アベルはじっと彼らを見つめ、企画書を指で叩く。
「君達の組織の『名前』はどうしたんだい?」
言われて「あ」と気付く面々。
「あー‥‥実は候補が有り過ぎて一つに絞れなくてな」
日向が頭を掻きながら言う。
暮らしの夢。
全土豊潤化計画委員会。
笑顔の輪。
明日への勇気。
暁。
縁の道標。
タンポポ会。
豊穣の種――。
一人一人が真剣に考えて名前を出し合ったのだが、これという一つが決まらなかったのだ。

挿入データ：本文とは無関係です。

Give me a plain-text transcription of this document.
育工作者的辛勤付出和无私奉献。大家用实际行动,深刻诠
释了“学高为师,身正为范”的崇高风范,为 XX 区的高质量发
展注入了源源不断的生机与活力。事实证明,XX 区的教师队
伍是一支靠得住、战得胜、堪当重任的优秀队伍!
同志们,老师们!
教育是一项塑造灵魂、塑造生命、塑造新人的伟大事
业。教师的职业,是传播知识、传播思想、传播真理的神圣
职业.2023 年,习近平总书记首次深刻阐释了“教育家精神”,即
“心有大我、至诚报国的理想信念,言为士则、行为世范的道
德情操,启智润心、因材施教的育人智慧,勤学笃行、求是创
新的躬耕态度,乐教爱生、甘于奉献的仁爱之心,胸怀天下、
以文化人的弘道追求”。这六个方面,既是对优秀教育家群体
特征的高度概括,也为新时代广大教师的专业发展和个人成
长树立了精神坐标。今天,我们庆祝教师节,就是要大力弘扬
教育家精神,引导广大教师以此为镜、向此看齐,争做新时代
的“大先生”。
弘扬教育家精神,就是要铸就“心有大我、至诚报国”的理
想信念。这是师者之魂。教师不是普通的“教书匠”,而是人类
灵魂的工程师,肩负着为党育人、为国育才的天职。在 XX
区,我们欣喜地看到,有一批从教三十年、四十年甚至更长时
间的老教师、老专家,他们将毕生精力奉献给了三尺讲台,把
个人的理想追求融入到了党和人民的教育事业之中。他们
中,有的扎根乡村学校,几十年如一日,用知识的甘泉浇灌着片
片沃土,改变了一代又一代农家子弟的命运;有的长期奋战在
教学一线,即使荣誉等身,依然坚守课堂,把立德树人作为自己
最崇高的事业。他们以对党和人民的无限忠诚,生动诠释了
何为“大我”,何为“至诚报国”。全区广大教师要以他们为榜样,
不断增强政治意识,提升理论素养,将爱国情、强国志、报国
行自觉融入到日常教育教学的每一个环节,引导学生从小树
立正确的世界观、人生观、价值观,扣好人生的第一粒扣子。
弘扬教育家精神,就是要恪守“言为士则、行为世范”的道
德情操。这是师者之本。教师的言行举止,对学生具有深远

「そう‥‥、まぁ急な話だったし、時間も充分とは言えなかったから仕方ないかな?」
楽しげな笑みと共に語るアベルは立ち上がりながら「ならば」と続ける。
「君達の決めた名前で、こちらは一種の通行証のようなものを発行しようと考えている。それを持っていれば地方に技術や知識の伝達を行うのに上の許可を仰ぐ必要はないという、いわば天下御免の許可証だね」
「許可証‥‥」
「俺はこの企画書を持ち帰って分国王に進言する。王が認めれば、まずセレ、ゆくゆくはウィル全土の有力者達に親書を送る事になるだろう。その結果、場合によっては技術者達の方から協力を申し出てくれるかもしれない。そうなった時に、彼らにこの企画書と同じ説明を行うのは君達に任せて良いのだろう?」
「それは、もちろん」
代表して日向が答えれば、アベルは頷く。
「君達の組織だ。時間は掛かってもいいから皆が納得する名前を決めておいてくれ。この企画書の件で、君達をセレに招く日もそう遠くないはずだ」
その言葉に一同は瞠目し。
「次はセレで会おう」
それは、アベル・クトシュナスが彼らの活動を支援するという約束に他ならない。
固い握手が交わされる。
冒険者達の国境を越える組織作りは、いま確かな一歩を踏み出したのだ。